The man arrested near the Boston Marathon finish line carrying a backpack containing a rice cooker on the anniversary of the bombings was sent to a state psychiatric facility for an evaluation on Wednesday (local time) following his initial court appearance.
Kevin "Kayvon" Edson, 25, was sent to Bridgewater State Hospital and ordered held on US$100,000 bail at an appearance in Boston Municipal Court on charges of threatening battery, possession of a hoax explosive device, threats to commit a crime, disturbing the peace, disturbing a public assembly and disorderly conduct. His next court date was scheduled for May 7.
Edson's arrest occurred hours after ceremonies to mark last year's Boston Marathon bombings, in which two pressure cooker bombs hidden in backpacks exploded, killing three people near the finish line and injuring more than 260 others.
Edson, with addresses in Boston and Wakefield, was stopped late Tuesday (local time) after passers-by told an officer they saw him yelling, walking barefoot down the middle of a street, veiled in black, in pouring rain. His face was painted yellow and blue, the traditional colors of the marathon, police said. The street was open to pedestrians at the time, and police said his presence was not a security breach.

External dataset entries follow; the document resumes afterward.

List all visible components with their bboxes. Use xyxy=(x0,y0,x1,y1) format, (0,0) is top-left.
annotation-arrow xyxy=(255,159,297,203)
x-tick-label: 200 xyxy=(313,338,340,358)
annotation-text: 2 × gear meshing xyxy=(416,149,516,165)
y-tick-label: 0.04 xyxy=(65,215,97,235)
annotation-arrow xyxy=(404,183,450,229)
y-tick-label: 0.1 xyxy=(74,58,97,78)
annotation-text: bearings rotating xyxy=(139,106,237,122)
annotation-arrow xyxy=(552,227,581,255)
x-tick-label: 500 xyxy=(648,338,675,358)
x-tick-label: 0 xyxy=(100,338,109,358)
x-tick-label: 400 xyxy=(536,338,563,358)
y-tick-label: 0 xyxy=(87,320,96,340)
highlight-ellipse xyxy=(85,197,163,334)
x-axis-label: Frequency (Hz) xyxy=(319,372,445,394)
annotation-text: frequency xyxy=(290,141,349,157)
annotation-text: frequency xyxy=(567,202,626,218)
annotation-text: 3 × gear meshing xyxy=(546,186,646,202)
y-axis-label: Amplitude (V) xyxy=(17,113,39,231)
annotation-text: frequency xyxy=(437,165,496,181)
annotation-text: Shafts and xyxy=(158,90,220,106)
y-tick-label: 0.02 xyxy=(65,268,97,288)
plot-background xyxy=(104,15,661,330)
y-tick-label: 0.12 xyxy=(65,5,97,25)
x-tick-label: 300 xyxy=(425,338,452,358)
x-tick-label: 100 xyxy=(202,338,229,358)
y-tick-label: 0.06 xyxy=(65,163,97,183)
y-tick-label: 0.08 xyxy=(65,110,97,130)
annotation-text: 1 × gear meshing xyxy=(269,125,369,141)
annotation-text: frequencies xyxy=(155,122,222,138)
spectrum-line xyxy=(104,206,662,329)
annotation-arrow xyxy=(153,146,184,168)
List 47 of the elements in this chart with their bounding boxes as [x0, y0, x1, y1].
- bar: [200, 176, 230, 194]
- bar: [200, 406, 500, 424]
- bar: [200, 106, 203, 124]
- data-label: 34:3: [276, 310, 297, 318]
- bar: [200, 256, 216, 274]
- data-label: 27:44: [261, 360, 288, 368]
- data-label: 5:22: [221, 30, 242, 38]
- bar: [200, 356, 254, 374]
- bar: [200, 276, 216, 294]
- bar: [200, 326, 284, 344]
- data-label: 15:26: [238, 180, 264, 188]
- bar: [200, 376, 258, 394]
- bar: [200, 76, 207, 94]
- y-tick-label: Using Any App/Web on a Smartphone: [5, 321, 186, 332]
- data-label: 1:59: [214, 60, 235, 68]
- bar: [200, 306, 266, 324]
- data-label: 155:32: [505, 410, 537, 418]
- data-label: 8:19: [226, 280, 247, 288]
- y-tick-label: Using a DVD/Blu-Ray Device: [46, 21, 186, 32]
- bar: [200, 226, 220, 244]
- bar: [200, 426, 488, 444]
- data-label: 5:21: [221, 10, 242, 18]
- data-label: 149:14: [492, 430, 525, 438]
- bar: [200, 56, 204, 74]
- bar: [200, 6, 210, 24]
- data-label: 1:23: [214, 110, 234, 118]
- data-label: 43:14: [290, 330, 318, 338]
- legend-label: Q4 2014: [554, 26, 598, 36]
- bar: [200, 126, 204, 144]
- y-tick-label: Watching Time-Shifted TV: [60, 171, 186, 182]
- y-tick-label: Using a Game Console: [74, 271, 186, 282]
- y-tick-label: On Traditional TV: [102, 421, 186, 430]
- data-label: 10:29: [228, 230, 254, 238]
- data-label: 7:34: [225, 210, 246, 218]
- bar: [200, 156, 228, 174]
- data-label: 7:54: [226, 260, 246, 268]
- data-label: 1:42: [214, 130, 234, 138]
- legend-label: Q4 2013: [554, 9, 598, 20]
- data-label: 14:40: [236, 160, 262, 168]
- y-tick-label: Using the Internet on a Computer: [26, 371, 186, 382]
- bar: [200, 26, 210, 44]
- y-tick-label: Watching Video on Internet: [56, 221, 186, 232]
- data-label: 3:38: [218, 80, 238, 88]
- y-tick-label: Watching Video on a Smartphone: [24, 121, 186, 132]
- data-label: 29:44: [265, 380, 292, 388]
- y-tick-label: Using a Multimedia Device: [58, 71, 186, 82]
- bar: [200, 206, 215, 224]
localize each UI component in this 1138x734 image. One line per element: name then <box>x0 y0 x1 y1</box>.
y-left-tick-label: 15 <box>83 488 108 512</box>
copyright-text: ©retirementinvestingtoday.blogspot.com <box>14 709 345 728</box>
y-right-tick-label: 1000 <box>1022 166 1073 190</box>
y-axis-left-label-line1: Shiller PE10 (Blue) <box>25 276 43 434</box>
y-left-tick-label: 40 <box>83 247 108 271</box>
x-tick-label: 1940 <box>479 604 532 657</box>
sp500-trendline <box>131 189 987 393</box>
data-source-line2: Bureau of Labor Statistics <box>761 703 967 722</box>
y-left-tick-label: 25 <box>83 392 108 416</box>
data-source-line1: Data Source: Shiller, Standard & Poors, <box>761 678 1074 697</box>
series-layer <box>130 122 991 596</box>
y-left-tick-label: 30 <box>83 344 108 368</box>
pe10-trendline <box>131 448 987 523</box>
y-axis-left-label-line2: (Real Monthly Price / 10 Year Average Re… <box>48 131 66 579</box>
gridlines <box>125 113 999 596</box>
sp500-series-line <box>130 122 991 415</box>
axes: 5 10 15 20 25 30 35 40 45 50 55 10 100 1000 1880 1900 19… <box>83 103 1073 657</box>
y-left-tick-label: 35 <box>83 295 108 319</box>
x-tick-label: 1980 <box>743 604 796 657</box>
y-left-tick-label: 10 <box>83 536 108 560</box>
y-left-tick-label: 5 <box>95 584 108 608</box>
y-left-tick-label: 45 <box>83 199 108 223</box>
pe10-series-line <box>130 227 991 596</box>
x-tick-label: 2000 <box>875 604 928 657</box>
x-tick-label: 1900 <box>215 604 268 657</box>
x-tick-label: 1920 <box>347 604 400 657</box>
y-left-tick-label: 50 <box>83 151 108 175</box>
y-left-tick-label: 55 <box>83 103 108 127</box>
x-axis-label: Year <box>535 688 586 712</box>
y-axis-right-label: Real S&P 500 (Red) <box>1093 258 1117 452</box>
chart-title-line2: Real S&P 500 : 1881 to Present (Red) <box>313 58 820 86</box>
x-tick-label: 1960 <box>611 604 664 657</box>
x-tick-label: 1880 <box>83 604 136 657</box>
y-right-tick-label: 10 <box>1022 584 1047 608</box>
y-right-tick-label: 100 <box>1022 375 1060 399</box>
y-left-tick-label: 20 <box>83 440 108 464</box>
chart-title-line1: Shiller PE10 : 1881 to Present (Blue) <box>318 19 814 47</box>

The backpack was destroyed. Police determined that the bag's contents were not explosive.
According to a police report read aloud in court, after Edson was read his rights, he told an officer: "I knew what I was doing, it was conceived in my head. It's symbolism, come on. The performance got the best of me."
Edson's mother, Joie Edson, said her son has bipolar disorder.
Parsons The New School for Design and the Fashion Institute of Technology, both in New York City, confirmed that Edson had taken classes at their schools but never graduated. The Massachusetts College of Art and Design posted a statement on its website saying that an undergraduate student had been arrested by police and the school was cooperating with authorities, but it did not mention Edson by name.
A second suspicious backpack also was found. Officers determined it had been left behind by a media outlet and was not dangerous, but it too was destroyed.
The backpacks rattled nerves days ahead of this year's marathon. Police kept people away from the finish line area for about three hours and trains bypassed the nearby Copley Square station.
"With the marathon coming, our officers are taking it seriously," police Superintendent Randall Halstead said. "The safety of the public is utmost."
Earlier Tuesday (Wednesday, NZ time), survivors, first responders and family members earlier marked the one-year anniversary of the bombing with a ceremony attended by Vice President Joe Biden.